3. A 34-year-old woman presents with intermittent abdominal pain, bloating, and diarrhea. She notes that her symptoms improve with fasting. She has a history of iron deficiency anemia. What is the most likely diagnosis?
- A. Irritable bowel syndrome
- B. Celiac disease
- C. Lactose intolerance
- D. Crohn's disease
Correct answer: B
Rationale: The patient's symptoms of intermittent abdominal pain, bloating, and diarrhea that improve with fasting, along with a history of iron deficiency anemia, are highly suggestive of celiac disease. In celiac disease, gluten ingestion leads to mucosal damage in the small intestine, causing malabsorption of nutrients like iron, leading to anemia. The improvement of symptoms with fasting can be explained by the temporary avoidance of gluten-containing foods. Irritable bowel syndrome typically does not improve with fasting. Lactose intolerance usually presents with symptoms after dairy consumption, not with fasting. Crohn's disease typically presents with more chronic symptoms and is not commonly associated with improvement on fasting.

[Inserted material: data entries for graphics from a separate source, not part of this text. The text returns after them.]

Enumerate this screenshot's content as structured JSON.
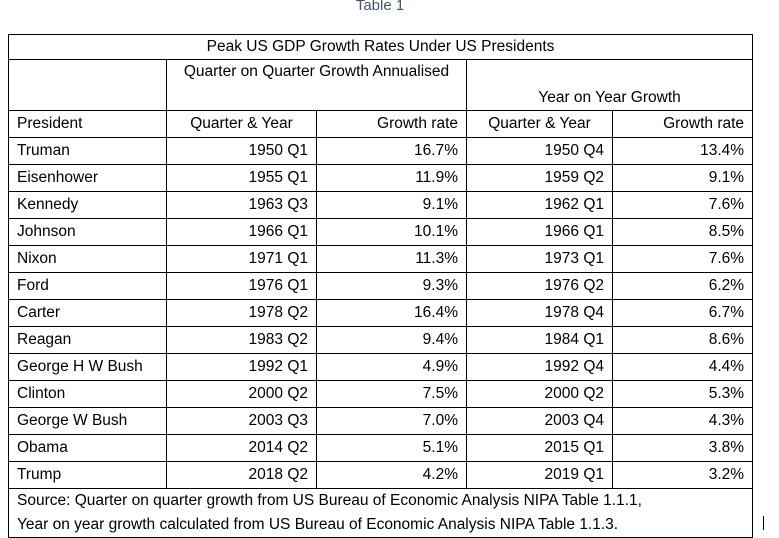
{
  "caption": "Table 1",
  "table": {
    "title": "Peak US GDP Growth Rates Under US Presidents",
    "group_qoq": "Quarter on Quarter Growth Annualised",
    "group_yoy": "Year on Year Growth",
    "headers": {
      "president": "President",
      "qoq_quarter": "Quarter & Year",
      "qoq_rate": "Growth rate",
      "yoy_quarter": "Quarter & Year",
      "yoy_rate": "Growth rate"
    },
    "rows": [
      {
        "president": "Truman",
        "qoq_quarter": "1950 Q1",
        "qoq_rate": "16.7%",
        "yoy_quarter": "1950 Q4",
        "yoy_rate": "13.4%"
      },
      {
        "president": "Eisenhower",
        "qoq_quarter": "1955 Q1",
        "qoq_rate": "11.9%",
        "yoy_quarter": "1959 Q2",
        "yoy_rate": "9.1%"
      },
      {
        "president": "Kennedy",
        "qoq_quarter": "1963 Q3",
        "qoq_rate": "9.1%",
        "yoy_quarter": "1962 Q1",
        "yoy_rate": "7.6%"
      },
      {
        "president": "Johnson",
        "qoq_quarter": "1966 Q1",
        "qoq_rate": "10.1%",
        "yoy_quarter": "1966 Q1",
        "yoy_rate": "8.5%"
      },
      {
        "president": "Nixon",
        "qoq_quarter": "1971 Q1",
        "qoq_rate": "11.3%",
        "yoy_quarter": "1973 Q1",
        "yoy_rate": "7.6%"
      },
      {
        "president": "Ford",
        "qoq_quarter": "1976 Q1",
        "qoq_rate": "9.3%",
        "yoy_quarter": "1976 Q2",
        "yoy_rate": "6.2%"
      },
      {
        "president": "Carter",
        "qoq_quarter": "1978 Q2",
        "qoq_rate": "16.4%",
        "yoy_quarter": "1978 Q4",
        "yoy_rate": "6.7%"
      },
      {
        "president": "Reagan",
        "qoq_quarter": "1983 Q2",
        "qoq_rate": "9.4%",
        "yoy_quarter": "1984 Q1",
        "yoy_rate": "8.6%"
      },
      {
        "president": "George H W Bush",
        "qoq_quarter": "1992 Q1",
        "qoq_rate": "4.9%",
        "yoy_quarter": "1992 Q4",
        "yoy_rate": "4.4%"
      },
      {
        "president": "Clinton",
        "qoq_quarter": "2000 Q2",
        "qoq_rate": "7.5%",
        "yoy_quarter": "2000 Q2",
        "yoy_rate": "5.3%"
      },
      {
        "president": "George W Bush",
        "qoq_quarter": "2003 Q3",
        "qoq_rate": "7.0%",
        "yoy_quarter": "2003 Q4",
        "yoy_rate": "4.3%"
      },
      {
        "president": "Obama",
        "qoq_quarter": "2014 Q2",
        "qoq_rate": "5.1%",
        "yoy_quarter": "2015 Q1",
        "yoy_rate": "3.8%"
      },
      {
        "president": "Trump",
        "qoq_quarter": "2018 Q2",
        "qoq_rate": "4.2%",
        "yoy_quarter": "2019 Q1",
        "yoy_rate": "3.2%"
      }
    ],
    "source_line1": "Source: Quarter on quarter growth from US Bureau of Economic Analysis NIPA Table 1.1.1,",
    "source_line2": "Year on year growth calculated from US Bureau of Economic Analysis NIPA Table 1.1.3."
  }
}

4. A male client is admitted to the neurological unit. He has just sustained a C-5 spinal cord injury. Which assessment finding of this client warrants immediate intervention by the nurse?
- A. Is unable to feel sensation in the arms and hands.
- B. Has flaccid upper and lower extremities.
- C. Blood pressure is 110/70 and the apical pulse is 68.
- D. Respirations are shallow, labored, and 14 breaths/minute.
Correct answer: D
Rationale: Respirations that are shallow, labored, and at 14 breaths/minute indicate potential respiratory compromise, which is a critical situation requiring immediate intervention to maintain adequate oxygenation and prevent respiratory failure.
5. What is the most appropriate nursing intervention to help alleviate severe abdominal pain in a patient with acute pancreatitis?
- A. Encourage oral intake of clear fluids with electrolytes.
- B. Place the patient in a semi-Fowler's position.
- C. Administer prescribed opioid analgesics.
- D. Apply a cold pack to the abdomen.
Correct answer: C
Rationale: Administering prescribed opioid analgesics is the most appropriate nursing intervention to alleviate severe abdominal pain in a patient with acute pancreatitis. Opioid analgesics help manage severe pain effectively in such cases. Encouraging oral intake of clear fluids with electrolytes is contraindicated due to the need for pancreatic rest and potential exacerbation of symptoms. Placing the patient in a semi-Fowler's position helps reduce pressure on the abdomen, unlike a supine position that can worsen the pain. Applying a cold pack is not recommended as it can potentially increase discomfort and vasoconstriction in acute pancreatitis.